The background:  The employer knew that plaintiff suffered from diabetes, and as the Court noted “allowed [her] to possess candy in case of low blood sugar, keep her insulin in the break room refrigerator, and take additional breaks to test her blood sugar or eat because of her diabetes.  In that 13 year time period, there was only one time when [she] asked to take an additional break to eat food because of low blood sugar.  In that same time period, [she] never asked [the employer] to be permitted to consumer merchandise without paying for it first.”

The event at issue, according to the Court:  While working returning items to the store shelves, the employee “noticed she was shaking and sweating from low blood sugar.  She did not have any candy with her and was in the magazine isle, so she opened a $1.39 bag of potato chips that was in the cart and ate some of them.  She did not notify or request assistance from a manager before she opened and ate the chips.   After 10 minutes, when she started feeling better, [she] claims she went to pay for the chips at the cosmetic counter (where she had been instructed to pay for store items) but no one was there.   [She] put the potato chips under the counter at her cash register and returned to restocking items.”

The company’s policy:  The company suffers enormous yearly losses from employee theft, and so has a longstanding and consistently applied policy referred to as “anti-grazing.”  That is, an employee cannot eat any food from the shelves – no matter the value — without first paying for it, or suffer termination – no ifs ands or buts.

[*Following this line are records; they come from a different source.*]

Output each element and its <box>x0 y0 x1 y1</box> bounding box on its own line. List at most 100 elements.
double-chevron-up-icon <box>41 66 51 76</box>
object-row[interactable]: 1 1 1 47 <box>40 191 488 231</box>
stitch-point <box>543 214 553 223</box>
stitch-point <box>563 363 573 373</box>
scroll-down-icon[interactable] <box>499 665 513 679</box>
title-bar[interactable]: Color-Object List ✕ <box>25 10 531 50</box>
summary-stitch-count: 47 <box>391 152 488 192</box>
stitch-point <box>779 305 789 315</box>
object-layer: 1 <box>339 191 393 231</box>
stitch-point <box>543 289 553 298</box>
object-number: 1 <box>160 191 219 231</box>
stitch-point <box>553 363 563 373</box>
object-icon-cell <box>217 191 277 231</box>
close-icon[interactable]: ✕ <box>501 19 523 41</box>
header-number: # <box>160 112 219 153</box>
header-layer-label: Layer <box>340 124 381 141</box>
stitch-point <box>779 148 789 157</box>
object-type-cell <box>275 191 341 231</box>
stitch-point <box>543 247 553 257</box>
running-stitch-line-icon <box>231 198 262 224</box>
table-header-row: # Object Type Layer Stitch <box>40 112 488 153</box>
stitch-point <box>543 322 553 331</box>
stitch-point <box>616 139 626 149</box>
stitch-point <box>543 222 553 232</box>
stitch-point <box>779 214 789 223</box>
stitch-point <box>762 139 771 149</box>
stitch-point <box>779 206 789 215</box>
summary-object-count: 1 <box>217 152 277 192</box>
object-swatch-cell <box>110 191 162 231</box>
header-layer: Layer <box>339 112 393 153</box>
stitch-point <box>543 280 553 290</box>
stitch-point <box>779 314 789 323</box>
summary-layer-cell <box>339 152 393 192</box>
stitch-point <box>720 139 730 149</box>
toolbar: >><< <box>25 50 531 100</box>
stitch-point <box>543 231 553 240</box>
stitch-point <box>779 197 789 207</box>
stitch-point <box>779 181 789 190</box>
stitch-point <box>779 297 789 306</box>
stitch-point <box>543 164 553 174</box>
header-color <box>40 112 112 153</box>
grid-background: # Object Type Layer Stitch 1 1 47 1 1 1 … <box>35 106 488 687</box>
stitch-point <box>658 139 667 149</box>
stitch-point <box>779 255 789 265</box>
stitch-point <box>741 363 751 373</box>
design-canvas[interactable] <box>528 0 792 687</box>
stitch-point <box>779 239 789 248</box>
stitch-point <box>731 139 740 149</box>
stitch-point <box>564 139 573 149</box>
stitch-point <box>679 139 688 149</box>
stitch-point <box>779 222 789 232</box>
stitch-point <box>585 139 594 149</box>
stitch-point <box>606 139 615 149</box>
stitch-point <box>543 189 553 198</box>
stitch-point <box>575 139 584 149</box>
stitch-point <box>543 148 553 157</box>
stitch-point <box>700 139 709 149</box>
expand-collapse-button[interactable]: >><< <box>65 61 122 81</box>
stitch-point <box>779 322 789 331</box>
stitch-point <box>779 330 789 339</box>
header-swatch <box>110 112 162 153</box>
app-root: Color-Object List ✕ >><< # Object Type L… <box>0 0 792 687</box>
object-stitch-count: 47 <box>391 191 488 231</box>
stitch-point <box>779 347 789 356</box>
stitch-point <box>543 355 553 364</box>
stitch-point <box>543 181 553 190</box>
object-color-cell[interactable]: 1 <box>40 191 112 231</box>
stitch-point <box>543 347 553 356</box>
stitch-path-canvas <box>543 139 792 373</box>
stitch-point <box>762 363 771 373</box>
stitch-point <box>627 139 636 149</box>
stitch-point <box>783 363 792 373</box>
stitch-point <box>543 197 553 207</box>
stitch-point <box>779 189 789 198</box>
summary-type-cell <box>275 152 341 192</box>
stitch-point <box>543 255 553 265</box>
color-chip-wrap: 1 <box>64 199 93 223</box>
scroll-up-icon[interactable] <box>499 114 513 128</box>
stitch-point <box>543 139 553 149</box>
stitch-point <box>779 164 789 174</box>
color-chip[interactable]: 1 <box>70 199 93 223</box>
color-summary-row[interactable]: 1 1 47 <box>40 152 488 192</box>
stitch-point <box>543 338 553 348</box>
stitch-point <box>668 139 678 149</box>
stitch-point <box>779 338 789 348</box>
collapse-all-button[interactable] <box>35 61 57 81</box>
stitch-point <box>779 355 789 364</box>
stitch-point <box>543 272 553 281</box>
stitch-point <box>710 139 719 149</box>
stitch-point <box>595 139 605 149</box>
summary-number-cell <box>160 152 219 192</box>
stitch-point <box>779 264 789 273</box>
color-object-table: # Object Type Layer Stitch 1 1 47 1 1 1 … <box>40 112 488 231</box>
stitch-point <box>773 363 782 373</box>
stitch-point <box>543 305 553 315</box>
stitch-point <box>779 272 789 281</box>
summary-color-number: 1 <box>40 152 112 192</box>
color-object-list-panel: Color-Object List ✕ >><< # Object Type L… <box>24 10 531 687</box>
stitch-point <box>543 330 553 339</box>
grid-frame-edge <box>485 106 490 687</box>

The holding:   “Under the Ninth Circuit case law, misconduct resulting from a disability has to be considered as part of [plaintiff’s] disability and creates a question of fact as to whether [her] disability was causally related to her termination.  In other words, whether or not [her] disability was, in fact, a cause of her misconduct is a question of fact for the jury.   Similarly, whether [the employer] should have been required to “accommodate” her stealing as a “reasonable” accommodation is for the jury to determine.”

The settlement:  The employer must pay plaintiff $180,000 and implement substantial changes to its antidiscrimination policy and training procedures.

The takeaway:   Disability law is complex and a potential minefield for employers.  Legal counsel is a must.   The results would likely have been different in different judicial circuits.